When Sodh was twenty-two years old, he was ordained at Wat Songpinong in his hometown and was given the Pāli language monastic name Candasaro. Phra (phra meaning ‘monk, venerable’) Candasaro studied both under masters of the oral meditation tradition as well as experts in scriptural analysis, which was uncommon during that period. In his autobiographical notes, he wrote that he practiced meditation every day, from the first day following his ordination.
Although Phra Candasaro had studied with many masters, and had mastered many important Pali texts, he was not satisfied. In the eleventh rains retreat (vassa) after his ordination, in 2459 B.E.(1916), he stayed at Wat Bote-bon at Bangkuvieng, Nonthaburi Province. Wat Bote-bon was the temple where he used to receive education as a child, a temple known for its peacefulness. From Luangpu Sodh’s autobiographical notes, he reflected to himself that he had been practicing meditation for many years and had still not understood the essential knowledge which the Buddha had taught. Thus, on the full-moon day in the tenth lunar month of 2459 B.E.(1916), he sat down in the main shrine hall of Wat Bote-bon, resolving not to waver in his practice of sitting meditation, whatever might disturb his single-mindedness. That same night he experienced in meditation what became known as the attainment of the Dhammakaya, which marked the start of Dhammakaya meditation as a tradition.

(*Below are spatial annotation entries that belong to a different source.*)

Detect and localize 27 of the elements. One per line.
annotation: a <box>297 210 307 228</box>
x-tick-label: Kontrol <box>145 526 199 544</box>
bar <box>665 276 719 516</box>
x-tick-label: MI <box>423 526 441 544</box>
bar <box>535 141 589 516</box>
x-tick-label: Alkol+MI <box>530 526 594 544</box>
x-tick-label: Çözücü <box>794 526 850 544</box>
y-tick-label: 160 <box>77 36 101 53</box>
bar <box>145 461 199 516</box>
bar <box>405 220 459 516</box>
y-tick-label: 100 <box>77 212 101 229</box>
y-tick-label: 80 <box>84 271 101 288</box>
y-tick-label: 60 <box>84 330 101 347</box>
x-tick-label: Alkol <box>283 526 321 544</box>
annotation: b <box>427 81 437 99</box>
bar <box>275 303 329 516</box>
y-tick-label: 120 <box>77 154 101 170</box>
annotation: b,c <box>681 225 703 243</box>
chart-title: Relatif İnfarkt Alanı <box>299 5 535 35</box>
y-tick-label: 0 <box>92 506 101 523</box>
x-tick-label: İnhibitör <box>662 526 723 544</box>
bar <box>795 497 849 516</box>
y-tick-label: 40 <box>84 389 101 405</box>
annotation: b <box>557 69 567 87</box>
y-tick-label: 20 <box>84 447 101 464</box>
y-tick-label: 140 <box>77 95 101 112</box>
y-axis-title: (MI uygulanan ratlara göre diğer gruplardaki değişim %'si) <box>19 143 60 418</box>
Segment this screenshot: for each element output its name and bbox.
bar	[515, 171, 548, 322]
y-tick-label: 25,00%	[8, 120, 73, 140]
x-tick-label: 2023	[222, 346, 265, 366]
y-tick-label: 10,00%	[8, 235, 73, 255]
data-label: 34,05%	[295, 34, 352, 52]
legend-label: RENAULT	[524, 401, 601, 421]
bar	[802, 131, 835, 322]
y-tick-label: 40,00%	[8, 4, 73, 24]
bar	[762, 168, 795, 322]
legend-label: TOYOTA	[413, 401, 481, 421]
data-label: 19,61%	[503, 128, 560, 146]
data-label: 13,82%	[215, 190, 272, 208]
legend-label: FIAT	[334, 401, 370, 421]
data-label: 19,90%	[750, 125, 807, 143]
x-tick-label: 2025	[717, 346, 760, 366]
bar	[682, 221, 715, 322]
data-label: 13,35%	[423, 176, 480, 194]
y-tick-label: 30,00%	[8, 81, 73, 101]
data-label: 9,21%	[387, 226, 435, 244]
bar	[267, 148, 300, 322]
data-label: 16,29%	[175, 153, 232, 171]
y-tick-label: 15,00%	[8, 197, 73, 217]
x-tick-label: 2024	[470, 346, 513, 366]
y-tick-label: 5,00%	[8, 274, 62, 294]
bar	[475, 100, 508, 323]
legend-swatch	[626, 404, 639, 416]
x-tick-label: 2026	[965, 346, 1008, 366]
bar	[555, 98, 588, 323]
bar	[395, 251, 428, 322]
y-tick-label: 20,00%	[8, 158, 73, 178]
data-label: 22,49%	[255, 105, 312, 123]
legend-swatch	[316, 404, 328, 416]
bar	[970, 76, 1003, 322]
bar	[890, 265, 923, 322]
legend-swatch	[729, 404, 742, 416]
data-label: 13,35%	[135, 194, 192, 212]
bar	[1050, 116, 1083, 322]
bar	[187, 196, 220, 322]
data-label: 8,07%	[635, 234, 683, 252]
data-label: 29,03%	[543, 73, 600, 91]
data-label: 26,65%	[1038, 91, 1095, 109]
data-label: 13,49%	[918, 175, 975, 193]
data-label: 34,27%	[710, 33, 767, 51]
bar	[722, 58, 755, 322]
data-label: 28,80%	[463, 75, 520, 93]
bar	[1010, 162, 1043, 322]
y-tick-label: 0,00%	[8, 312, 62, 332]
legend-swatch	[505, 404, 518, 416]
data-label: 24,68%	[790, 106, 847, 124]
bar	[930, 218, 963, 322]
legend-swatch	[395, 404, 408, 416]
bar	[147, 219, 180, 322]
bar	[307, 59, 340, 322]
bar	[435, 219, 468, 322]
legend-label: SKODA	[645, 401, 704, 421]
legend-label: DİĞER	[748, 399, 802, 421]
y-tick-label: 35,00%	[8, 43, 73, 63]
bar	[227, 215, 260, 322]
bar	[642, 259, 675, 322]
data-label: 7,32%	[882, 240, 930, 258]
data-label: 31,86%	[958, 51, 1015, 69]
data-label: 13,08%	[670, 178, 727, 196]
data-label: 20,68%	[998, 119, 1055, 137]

Luangpu Sodh devoted the rest of his life to teaching and furthering the depth of knowledge of Dhammakaya meditation, a meditation method which he also called “Vijja Dhammakaya”, ‘the direct knowledge of the Dhammakaya’. Temples in the tradition of Wat Paknam Bhasicharoen, together called the Dhammakaya Movement, believe that this method was the method the Buddha originally used to attain Enlightenment, but was lost five hundred years after the Buddha passed away.
Besides meditation, Luangpu Sodh promoted the study of Buddhism as well. In this combination he was one of the pioneers in Thai Buddhism. In 2482 B.E.(1939), Luangpu Sodh set up a Pali Institute at Wat Paknam. He had a great interest to introduce Dhammakaya meditation outside of Thailand. Luangpu Sodh was one of the first Thai preceptors to ordain people outside Thailand as Buddhist monks. He ordained the Englishman William Purfurst with the monastic name “Kapilavaḍḍho Bhikkhu” at Wat Paknam in 2497 B.E.(1954). Kapilavaddho returned to Britain to found the English Sangha Trust two years later. Former director of the trust Terry Shine described Kapilavaḍḍho as the “man who started and developed the founding of the first English Theravada Sangha in the Western world”. He was the first Englishman to be ordained in Thailand, but disrobed in 2500 B.E.(1957).
In 2497 B.E.(1954), Luangpu Sodh made an announcement that he would die soon, and instructed his students to continue their duties without him, especially to propagate Dhammakaya meditation. Two years later, he was diagnosed with hypertension. Luangpu Sodh died in 2502 B.E.(1959). His body was not cremated, but embalmed, so that after his death people would still come and support Wat Paknam. In Wat Phra Dhammakaya a memorial hall was built in honor of Luangpu Sodh and in Wat Paknam, a charity foundation was started in his name.